Reconozco que me mostraba bastante excéptico hacia la película de Albert Serra que tiene como protagonista al matador de toros peruano Andrés Roca Rey. Concedo que me preocupaba el tratamiento de lo que son imágenes muy crueles, duras y hasta no aptas para determinadas sensibilidades, viendo el peligro de que la cinta se dejase caer por el barranco del antitaurinismo simplemente por el tratamiento visual del contenido. Sin embargo, vista la obra -y disfrutada- tras el pase privado al que pudimos asistir por ser profe del Curso de Periodismo Taurino que auspicia la Comunidad de Madrid, afirmo con rotundidad que salí cautivado por una propuesta que te invita a disfrutar de la tauromaquia en profundidad con sentidos que no se usan habitualmente para degustarla.

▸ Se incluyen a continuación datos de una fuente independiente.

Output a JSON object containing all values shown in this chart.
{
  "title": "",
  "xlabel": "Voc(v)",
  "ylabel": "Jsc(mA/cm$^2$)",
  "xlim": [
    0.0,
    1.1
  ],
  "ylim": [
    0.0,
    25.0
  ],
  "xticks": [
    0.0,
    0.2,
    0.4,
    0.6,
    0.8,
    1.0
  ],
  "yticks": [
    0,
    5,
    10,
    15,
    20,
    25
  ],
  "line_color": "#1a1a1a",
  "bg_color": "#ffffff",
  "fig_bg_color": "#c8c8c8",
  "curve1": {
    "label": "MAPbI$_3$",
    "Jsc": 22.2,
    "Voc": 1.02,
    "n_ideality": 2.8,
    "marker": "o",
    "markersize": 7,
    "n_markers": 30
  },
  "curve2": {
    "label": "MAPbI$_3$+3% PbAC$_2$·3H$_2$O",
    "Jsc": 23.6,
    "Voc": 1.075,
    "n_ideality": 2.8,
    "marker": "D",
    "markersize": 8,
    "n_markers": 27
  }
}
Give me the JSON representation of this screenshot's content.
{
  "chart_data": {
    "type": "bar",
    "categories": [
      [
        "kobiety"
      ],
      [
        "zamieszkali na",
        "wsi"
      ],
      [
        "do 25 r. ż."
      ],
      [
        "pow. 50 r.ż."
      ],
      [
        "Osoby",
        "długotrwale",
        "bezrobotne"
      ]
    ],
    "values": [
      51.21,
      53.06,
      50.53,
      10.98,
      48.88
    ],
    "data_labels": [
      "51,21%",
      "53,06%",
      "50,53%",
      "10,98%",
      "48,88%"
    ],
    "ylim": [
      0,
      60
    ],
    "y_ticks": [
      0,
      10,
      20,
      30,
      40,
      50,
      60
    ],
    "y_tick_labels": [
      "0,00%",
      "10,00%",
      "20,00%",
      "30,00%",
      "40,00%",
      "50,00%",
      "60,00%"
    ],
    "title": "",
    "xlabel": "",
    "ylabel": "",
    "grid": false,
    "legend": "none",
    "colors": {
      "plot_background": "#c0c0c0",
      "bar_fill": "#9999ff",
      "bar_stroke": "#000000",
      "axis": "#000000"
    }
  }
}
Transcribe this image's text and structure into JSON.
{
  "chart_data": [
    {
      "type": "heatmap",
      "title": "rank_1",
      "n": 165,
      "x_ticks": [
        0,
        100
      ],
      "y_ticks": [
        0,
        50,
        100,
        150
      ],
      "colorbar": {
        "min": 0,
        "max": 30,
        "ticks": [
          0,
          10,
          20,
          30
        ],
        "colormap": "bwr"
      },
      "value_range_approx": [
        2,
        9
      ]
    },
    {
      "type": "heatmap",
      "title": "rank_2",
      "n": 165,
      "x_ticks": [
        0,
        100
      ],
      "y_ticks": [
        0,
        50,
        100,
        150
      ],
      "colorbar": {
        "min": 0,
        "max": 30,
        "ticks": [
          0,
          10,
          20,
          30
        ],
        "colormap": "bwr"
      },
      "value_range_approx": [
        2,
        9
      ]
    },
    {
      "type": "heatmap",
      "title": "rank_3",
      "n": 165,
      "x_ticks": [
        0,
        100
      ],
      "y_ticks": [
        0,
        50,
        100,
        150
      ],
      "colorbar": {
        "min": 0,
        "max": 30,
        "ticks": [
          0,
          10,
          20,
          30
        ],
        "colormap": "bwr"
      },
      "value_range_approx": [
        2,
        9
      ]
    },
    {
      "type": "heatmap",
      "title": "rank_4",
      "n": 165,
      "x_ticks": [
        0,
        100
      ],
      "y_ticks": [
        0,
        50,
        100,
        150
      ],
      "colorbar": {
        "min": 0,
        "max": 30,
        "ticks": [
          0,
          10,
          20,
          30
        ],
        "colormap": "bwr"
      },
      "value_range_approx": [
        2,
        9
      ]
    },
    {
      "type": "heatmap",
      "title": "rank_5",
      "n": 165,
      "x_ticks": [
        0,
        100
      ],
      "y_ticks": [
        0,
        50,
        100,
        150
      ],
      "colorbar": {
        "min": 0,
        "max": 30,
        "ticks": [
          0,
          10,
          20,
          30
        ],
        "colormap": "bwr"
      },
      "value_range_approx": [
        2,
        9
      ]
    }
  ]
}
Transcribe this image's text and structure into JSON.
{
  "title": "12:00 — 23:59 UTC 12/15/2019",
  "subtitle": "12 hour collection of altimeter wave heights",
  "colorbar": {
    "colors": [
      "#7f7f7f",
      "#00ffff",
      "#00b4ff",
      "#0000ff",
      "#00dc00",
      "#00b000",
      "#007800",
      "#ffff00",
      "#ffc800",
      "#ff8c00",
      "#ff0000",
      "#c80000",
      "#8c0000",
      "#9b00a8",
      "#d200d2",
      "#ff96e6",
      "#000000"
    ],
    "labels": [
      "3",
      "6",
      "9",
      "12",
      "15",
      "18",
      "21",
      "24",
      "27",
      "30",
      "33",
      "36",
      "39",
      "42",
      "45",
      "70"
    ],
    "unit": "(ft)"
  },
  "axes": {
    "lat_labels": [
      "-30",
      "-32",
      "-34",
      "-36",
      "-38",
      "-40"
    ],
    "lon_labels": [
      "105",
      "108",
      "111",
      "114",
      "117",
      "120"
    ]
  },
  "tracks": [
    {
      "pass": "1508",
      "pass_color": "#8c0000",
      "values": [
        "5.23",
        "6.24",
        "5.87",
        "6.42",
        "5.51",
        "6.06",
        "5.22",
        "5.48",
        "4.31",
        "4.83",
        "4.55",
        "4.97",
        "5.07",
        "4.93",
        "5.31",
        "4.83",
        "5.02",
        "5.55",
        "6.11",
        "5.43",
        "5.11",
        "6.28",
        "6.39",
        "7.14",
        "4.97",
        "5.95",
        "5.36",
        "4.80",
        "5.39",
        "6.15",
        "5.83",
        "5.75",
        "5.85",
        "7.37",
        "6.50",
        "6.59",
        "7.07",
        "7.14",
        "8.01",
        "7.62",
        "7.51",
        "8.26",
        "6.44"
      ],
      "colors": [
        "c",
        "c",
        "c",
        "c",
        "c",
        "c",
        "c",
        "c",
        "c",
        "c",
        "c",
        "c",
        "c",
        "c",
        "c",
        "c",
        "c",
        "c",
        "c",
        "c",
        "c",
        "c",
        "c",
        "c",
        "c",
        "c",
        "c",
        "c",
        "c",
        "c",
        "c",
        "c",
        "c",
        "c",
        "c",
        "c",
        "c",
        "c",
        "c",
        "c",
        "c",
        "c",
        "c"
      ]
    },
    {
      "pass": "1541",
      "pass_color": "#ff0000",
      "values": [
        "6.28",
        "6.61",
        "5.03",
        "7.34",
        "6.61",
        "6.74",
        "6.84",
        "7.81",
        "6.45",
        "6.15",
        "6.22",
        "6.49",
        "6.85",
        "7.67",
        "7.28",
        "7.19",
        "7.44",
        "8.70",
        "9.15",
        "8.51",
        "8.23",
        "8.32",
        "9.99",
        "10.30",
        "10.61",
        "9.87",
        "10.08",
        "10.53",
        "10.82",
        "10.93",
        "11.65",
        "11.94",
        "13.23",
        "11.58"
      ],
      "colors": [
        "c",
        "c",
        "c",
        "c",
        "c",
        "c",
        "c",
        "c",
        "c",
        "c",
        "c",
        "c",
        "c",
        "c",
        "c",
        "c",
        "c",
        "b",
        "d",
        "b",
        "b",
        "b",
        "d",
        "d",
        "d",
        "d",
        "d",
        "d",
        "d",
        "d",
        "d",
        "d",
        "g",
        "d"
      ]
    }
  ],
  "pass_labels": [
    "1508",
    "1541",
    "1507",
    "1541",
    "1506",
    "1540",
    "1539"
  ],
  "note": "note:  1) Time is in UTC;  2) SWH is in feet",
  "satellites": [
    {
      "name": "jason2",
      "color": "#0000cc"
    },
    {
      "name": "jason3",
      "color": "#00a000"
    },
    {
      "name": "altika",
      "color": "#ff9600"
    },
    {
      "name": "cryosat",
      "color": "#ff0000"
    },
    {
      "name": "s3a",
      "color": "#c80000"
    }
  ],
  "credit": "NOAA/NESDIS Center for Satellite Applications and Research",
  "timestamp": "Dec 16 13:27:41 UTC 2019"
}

En primer lugar, por el tratamiento del sonido; la nitidez cristalina de las conversaciones dentro del ruedo, al abrigo de las tablas, en la cara del toro… La pasmosa realidad de cuanto se muestra se escucha junto a las respiraciones de toro y torero, el choque de las banderillas en el lomo, las órdenes que se cruzan entre los profesionales y los pensamientos que el propio Andrés verbaliza con una desnudez casi descarnada. Puede olerse el sudor, la sangre, la adrenalina. Se palpa el roce de la piel del animal con la banda de la taleguilla y mientras Roca Rey maneja el trapo entre las circunstancias, hasta parece verse su pensamiento sobrevolando la imagen. Como sucede en el cénit de la película, tras la terrible cogida de Santander.
Ataviado con una bata de hospital, Andrés entra en la furgoneta reconociendo la suerte que ha tenido de no llevar nada después de que el animal de Bañuelos lo empotrase contra las tablas en un dramático percance. Le duelen las costillas, tiene la cara inflamada y maneja una bolsa de hielo en gel que los médicos le han ordenado que no se quite. La cuadrilla muestra su admiración amplificada por la tensión que han pasado; Paquito Algaba llora cuando recuerda que echó el capote para quitarle al animal de encima y terminó logrando el efecto contrario; Roberto Domíguez habla de la diferencia que ha marcado esa tarde… Pero Andrés mira al infinito y sigue preguntándose por qué el animal le ha perdonado la vida.
Momentos como este son los que cautivan, impactan y conmueven a partes iguales en una película donde el público casi no se ve. Sólo se escuha, se percibe, condiciona la escena, pero no se hace presente más que en planos donde no hay forma de eliminar su presencia. Porque Andrés, pese a toda la gente que se percibe a su alrededor, sale solo a la arena, pasa solo el miedo y se hace las preguntas en la soledad de su mente, pero a la vista de todos los que permanecen atrapados en la butaca, comprobando que un matador de toros es mucho, muchísimo más que ese tío vestido de colorines que se pone a sacudir trapos delante de una bestia. Y todo ello queda para la posteridad como una obra premiada, tanto en el Festival Internacional de Cine de San Sebastián, donde consiguió la Concha de Oro, como en el nuevo Premio Nacional de Tauromaquia de la rebeldía, donde siempre debe estar ubicado el toreo.
Es cierto que la película tal vez le da excesivo protagonismo a la sangre, como preludio de muerte, porque es cierto que la muerte no puede obviarse ni esconderse, y aquí hay un animal que ofrece su vida en un rito sacrificial que hay que comprender, y la perpectiva de la película puede que explique determinadas dudas al que las tenga, pero también deja otras en el aire para quien creía no albergar ninguna. Así de contradictoria es la tauromaquia cuando se percibe con tantos sentidos que se te cuela en la piel.
Pero si hay una idea básica con la que yo salí de los cines Verdi, donde se nos invitó a la proyección, es que había percibido a un hombre que no conocía. Y casi más por lo que me dejaba en el aire que por lo que me contaba su ademán. Porque esto -aviso para navegantes- no tiene nada que ver con lo que te guste o te disguste el peruano en la cara del toro. Su soledad es otra cosa.